宇宙発射体スタートアップのウナステラ(Una Stella)が335億ウォン規模のシリーズB資金調達を完了したと2日に明らかにした。
今回の投資ラウンドはアルトスベンチャーズが主導し、産業銀行、ストロングベンチャーズ、KDB Capital、ウリベンチャーパートナーズ、サムホグリーンインベストメント、ハナベンチャーズなどが新規および既存投資家として参加した。これによりウナステラ(Una Stella)の累計資金調達額は615億ウォンになった。
ウナステラ(Una Stella)は2022年2月に設立された宇宙発射体企業である。自社で開発中の電動モーターポンプサイクルエンジンを基盤とする小型発射体「ウナエクスプレス」シリーズを通じて、衛星打ち上げサービスと高度100㎞の準軌道有人宇宙飛行サービスを提供することを目標としている。
同社は2025年5月28日、全羅南道コフンに設けた自社発射場で小型発射体「ウナエクスプレス1号機」の試験打ち上げに成功した。これは韓国の領土で民間企業が自社開発したロケットを自力で打ち上げた初の事例である。

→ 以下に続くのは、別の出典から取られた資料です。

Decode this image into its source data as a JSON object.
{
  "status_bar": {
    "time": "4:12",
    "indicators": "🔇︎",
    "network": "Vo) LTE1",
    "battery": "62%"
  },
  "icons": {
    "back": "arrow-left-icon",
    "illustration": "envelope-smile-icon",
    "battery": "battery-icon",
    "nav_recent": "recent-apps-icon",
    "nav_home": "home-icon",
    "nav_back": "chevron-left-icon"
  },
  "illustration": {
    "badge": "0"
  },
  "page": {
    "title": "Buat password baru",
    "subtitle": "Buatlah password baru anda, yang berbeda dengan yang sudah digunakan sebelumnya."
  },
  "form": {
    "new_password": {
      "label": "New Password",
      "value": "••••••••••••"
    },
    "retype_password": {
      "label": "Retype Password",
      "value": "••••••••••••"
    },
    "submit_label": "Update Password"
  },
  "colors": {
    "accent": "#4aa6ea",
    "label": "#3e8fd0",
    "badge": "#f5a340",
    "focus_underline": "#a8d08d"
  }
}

今回確保した資金は、エンジンおよび次世代発射体の開発、主要人材の採用、試験・製作・打ち上げインフラの拡充などに活用する予定である。現在ウナステラ(Una Stella)は、韓国航空宇宙研究院から技術移転を受けた電動モーターポンプエンジンの特許技術を土台に自社エンジンの性能を高度化している。ナロ宇宙センター内の民間専用発射場の利用に向けた協議も進行中である。
パク・ジェホン ウナステラ(Una Stella)代表は「昨年の試験打ち上げを契機に、会社の技術と実行能力を確認できた」と述べ、「今回の資金調達を踏まえ、衛星打ち上げサービスから有人宇宙飛行へとつながる発射体事業の基盤を固めていく」と語った。
アルトスベンチャーズ関係者は「ウナステラ(Una Stella)は韓国で民間企業が自社開発の発射体を実際に打ち上げた経験を備えたチームだ」と述べ、「小型衛星打ち上げ需要が拡大するなか、韓国のニュースペース市場で意味のある役割を果たすと見ている」と明らかにした。